Substanz aus halluzinogenen Pilzen: Wie Krebspatienten profitieren könnten

Experimente mit psychedelischen Pilzen sollen Aufschluss über ihr medizinisches Potenzial geben.
Schon seit Jahren wird zum therapeutischen Einsatz von Psilocybin, einer psychoaktiven Substanz, die in bestimmten Pilzarten vorkommt, bei psychischen Störungen geforscht. Etwa zur Behandlung von Depressionen, Suchterkrankungen, Angstzuständen oder posttraumatischen Belastungsstörungen.
Eine neue Studie legt nun einen potenziellen Nutzen der Substanz bei Krebspatientinnen und -patienten nahe, die auch unter Depressionen und Angstzuständen leiden. Bekannt ist: Krebs bedroht nicht nur den Körper, er ist auch belastend für die Psyche, wie Studien zeigen. Anpassungsschwierigkeiten, Angst und Depressivität sind die drei häufigsten psychischen Probleme, mit denen Krebspatientinnen und -patienten zu kämpfen haben.
25-Milligramm-Dosis zeigte Effekte
Im Zuge der aktuellen Studie konnte die Gabe von Psilocybin depressive und angstbezogene Symptome lindern. In der Untersuchung erhielten 28 Krebspatientinnen und -patienten eine 25-Milligramm-Dosis Psilocybin – entweder vor, während oder nachdem sie psychologisch-psychotherapeutische Unterstützung bekommen hatten.
Bei klinischen Interviews, die zwei Jahre später durchgeführt wurden, zeigte sich bei 15 Patientinnen und Patienten eine deutliche Verringerung ihrer depressiven Symptomatik. Bei 14 Studienteilnehmenden hielt die Besserung dauerhaft an. Ähnlich wirkte Psilocybin auch bei Angstzuständen.

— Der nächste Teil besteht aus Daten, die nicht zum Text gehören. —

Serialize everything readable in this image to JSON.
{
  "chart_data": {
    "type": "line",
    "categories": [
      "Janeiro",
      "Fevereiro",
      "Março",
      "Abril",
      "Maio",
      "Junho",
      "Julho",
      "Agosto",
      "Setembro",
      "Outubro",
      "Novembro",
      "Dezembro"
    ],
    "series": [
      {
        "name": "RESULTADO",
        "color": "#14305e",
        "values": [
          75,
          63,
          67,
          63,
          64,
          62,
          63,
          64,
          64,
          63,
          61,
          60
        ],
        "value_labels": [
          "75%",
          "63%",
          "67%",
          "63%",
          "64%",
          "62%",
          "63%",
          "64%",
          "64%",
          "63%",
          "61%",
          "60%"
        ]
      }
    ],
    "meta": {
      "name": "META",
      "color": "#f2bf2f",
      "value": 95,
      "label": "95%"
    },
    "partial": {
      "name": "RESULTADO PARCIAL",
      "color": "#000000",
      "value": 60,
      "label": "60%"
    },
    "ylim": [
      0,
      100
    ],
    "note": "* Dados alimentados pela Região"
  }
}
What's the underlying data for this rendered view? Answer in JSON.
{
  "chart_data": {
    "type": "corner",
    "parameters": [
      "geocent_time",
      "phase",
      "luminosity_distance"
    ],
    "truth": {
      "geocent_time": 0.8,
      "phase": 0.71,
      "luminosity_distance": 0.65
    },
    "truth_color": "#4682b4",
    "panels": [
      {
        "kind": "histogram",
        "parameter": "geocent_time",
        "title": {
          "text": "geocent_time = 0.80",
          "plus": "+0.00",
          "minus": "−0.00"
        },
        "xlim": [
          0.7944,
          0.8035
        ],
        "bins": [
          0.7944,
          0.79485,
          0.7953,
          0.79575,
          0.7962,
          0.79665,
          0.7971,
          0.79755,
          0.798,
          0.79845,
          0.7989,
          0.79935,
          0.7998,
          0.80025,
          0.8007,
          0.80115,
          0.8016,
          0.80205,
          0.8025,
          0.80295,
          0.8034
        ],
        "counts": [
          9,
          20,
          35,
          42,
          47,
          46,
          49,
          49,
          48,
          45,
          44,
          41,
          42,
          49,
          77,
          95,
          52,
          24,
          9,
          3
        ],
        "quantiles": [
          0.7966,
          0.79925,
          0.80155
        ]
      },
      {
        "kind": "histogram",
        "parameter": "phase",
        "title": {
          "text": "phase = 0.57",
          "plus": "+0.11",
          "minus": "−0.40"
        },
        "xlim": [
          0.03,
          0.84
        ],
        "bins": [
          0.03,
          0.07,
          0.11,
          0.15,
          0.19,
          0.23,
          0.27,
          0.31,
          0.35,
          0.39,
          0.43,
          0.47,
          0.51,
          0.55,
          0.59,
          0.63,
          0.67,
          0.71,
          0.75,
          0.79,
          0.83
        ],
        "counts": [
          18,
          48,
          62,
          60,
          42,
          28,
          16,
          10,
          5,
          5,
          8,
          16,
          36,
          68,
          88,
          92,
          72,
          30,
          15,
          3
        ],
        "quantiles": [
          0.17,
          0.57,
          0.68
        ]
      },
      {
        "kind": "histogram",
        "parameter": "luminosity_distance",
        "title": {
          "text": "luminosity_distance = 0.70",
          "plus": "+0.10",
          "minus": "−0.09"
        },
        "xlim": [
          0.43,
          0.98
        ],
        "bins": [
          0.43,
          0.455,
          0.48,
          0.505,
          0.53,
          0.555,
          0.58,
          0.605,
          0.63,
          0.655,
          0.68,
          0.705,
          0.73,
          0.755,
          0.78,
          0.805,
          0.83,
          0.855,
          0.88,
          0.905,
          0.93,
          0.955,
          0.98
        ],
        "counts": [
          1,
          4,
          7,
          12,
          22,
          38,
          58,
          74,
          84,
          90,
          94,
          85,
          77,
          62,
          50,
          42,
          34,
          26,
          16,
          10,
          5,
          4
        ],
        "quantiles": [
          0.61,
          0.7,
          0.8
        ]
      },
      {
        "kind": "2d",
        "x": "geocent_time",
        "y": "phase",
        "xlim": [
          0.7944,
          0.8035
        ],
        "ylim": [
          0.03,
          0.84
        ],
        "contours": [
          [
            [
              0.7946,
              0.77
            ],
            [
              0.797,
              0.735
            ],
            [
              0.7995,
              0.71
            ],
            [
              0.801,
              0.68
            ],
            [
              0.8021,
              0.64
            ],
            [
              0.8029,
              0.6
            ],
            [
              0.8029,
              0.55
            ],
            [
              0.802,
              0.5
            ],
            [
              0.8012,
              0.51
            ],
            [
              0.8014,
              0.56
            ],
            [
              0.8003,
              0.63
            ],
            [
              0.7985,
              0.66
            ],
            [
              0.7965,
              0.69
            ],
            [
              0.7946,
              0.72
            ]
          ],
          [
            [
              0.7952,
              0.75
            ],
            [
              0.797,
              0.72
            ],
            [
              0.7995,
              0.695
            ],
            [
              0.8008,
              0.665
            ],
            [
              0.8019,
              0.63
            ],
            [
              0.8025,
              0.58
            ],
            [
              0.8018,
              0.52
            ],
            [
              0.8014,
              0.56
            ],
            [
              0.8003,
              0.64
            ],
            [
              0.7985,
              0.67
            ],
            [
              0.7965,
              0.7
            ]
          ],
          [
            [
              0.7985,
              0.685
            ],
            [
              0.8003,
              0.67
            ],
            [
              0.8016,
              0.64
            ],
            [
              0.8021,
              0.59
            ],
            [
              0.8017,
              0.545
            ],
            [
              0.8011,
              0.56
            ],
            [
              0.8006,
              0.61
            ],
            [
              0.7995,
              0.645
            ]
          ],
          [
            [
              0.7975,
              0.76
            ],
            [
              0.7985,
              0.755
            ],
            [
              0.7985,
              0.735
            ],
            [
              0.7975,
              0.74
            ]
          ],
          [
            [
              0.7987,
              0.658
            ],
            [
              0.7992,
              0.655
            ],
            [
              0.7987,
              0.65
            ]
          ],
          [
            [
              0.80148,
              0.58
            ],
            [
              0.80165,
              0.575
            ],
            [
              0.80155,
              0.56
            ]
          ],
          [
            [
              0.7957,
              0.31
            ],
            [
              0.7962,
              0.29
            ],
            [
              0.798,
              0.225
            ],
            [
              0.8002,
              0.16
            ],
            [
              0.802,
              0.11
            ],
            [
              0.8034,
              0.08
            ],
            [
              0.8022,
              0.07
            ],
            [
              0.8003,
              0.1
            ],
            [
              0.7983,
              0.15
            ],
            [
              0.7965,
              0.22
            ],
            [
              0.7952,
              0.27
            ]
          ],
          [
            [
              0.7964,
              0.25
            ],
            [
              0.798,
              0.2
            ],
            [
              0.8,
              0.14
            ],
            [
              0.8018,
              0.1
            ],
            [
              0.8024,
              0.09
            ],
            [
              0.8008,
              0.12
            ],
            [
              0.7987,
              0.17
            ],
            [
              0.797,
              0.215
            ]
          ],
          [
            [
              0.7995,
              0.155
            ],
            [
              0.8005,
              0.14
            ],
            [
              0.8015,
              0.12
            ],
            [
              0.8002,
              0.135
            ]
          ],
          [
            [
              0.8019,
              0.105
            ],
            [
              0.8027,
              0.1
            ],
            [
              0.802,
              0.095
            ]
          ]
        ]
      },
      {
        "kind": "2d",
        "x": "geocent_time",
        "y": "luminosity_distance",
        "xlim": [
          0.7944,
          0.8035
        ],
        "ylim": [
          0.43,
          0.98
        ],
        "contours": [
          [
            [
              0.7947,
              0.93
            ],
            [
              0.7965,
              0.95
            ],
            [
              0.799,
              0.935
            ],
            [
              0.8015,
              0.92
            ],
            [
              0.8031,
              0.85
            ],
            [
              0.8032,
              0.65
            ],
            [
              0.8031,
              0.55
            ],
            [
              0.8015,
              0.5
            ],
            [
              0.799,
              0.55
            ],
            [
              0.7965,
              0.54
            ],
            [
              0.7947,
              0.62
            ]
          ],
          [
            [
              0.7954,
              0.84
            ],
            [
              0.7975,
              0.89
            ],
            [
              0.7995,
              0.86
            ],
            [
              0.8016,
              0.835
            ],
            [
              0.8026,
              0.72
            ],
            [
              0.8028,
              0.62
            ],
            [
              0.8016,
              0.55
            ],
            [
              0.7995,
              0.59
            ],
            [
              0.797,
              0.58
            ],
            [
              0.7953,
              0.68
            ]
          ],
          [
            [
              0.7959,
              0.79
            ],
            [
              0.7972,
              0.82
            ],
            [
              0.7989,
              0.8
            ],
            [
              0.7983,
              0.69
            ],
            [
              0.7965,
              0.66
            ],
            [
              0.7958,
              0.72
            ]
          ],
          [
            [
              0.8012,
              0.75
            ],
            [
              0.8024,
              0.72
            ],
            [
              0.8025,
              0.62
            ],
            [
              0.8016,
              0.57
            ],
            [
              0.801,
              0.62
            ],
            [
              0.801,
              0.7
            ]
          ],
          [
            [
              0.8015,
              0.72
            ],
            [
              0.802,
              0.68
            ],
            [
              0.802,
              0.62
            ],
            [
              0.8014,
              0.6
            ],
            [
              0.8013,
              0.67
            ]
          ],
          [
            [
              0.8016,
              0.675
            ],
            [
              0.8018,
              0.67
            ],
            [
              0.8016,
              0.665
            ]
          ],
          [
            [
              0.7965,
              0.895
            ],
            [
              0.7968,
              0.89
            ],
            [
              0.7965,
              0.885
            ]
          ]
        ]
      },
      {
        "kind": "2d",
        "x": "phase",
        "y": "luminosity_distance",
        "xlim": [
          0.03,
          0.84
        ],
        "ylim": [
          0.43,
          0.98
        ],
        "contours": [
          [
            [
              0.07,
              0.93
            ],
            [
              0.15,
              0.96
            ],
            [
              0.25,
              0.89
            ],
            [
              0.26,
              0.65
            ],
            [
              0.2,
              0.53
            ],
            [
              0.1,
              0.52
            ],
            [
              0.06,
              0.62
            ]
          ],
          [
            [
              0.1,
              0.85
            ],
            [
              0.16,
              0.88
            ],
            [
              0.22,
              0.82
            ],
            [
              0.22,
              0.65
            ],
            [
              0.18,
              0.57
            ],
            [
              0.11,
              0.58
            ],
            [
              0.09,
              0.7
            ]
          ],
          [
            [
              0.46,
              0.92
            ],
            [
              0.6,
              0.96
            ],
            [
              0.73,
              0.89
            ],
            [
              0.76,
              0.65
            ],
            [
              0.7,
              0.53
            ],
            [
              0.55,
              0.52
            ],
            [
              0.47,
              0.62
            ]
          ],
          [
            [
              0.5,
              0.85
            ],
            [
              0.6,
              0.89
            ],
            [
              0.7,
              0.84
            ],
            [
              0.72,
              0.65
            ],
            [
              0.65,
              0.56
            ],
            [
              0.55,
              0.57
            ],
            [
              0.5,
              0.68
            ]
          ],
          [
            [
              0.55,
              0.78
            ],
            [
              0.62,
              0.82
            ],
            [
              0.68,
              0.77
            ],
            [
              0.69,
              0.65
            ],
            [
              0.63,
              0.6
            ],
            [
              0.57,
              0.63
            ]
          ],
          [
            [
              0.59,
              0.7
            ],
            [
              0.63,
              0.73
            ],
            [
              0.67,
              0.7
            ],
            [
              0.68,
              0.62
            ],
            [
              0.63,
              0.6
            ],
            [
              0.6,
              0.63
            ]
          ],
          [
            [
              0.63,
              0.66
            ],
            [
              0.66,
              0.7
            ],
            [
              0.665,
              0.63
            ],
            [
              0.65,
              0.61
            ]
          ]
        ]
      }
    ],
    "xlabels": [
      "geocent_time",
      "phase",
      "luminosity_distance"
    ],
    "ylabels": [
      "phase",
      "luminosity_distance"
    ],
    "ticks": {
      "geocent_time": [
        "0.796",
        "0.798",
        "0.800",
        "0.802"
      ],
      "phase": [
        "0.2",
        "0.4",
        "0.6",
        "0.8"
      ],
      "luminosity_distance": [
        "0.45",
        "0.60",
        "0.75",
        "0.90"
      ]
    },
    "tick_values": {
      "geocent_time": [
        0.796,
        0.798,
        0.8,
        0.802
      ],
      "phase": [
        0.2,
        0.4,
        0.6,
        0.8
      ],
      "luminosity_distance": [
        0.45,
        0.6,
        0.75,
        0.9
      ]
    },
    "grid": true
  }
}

"Eine einzige Dosis Psilocybin in Kombination mit psychologischer Unterstützung zur Behandlung von Depressionen hat bei einem erheblichen Teil der Krebspatientinnen und -patienten eine langfristig positive Wirkung – und zwar bis zu zwei Jahre lang", wird Manish Agrawal, Hauptautor der Studie und Gründer des privaten Unternehmens Sunstone Therapies, das sich der Forschung zum medizinischen Einsatz von Psychedelika widmet, in einer Aussendung zitiert. "Wenn sich diese Ergebnisse in randomisierten Studien bestätigen, könnte dies zu einer breiteren Anwendung von Psilocybin zur Behandlung von Depressionen bei Krebspatienten führen."
"Potenziell paradigmaverändernde Alternative"
In einer noch laufenden, auf der Einzeldosis-Studie aufbauenden Studie wird derzeit die Wirkung von bis zu zwei 25-Milligramm-Dosen Psilocybin im Vergleich zu einem Placebo als Behandlung von Depressionen und Angstzuständen bei Krebspatientinnen und -patienten untersucht. Die bereits gewonnenen Ergebnisse würden jedenfalls "auf eine potenziell paradigmaverändernde Alternative zu herkömmlichen Antidepressiva hindeuten, die weiter untersucht werden muss", schreibt die Forschungsgruppe um Agrawal im Fachblatt Cancer der Amerikanischen Krebsgesellschaft.
Aus festgefahrenen Gedankenmustern ausbrechen
Psilocybin gehört zur Gruppe der Psychedelika. Das sind Substanzen, die die Art und Weise verändern, wie Menschen die Welt um sich wahrnehmen. Psychedelika können laut Studien auch die Kommunikation zwischen verschiedenen Hirnarealen verändern, was dazu führen kann, dass Informationen aus der Umwelt anders verarbeitet werden.
Angenommen wird, dass dies therapeutisch vorteilhaft sein könnte, weil es Patientinnen und Patienten erlaubt, etwa aus festgefahrenen Gedankenmustern auszubrechen oder schädliche Kommunikationsmuster abzulegen. Auch positive Wirkungen auf die Neuroplastizität – sie ermöglicht es, neue Dinge zu lernen –, Emotionsverarbeitung, Selbstwahrnehmung und Einsichten in dysfunktionale Verhaltensweisen sind laut Fachleuten denkbar.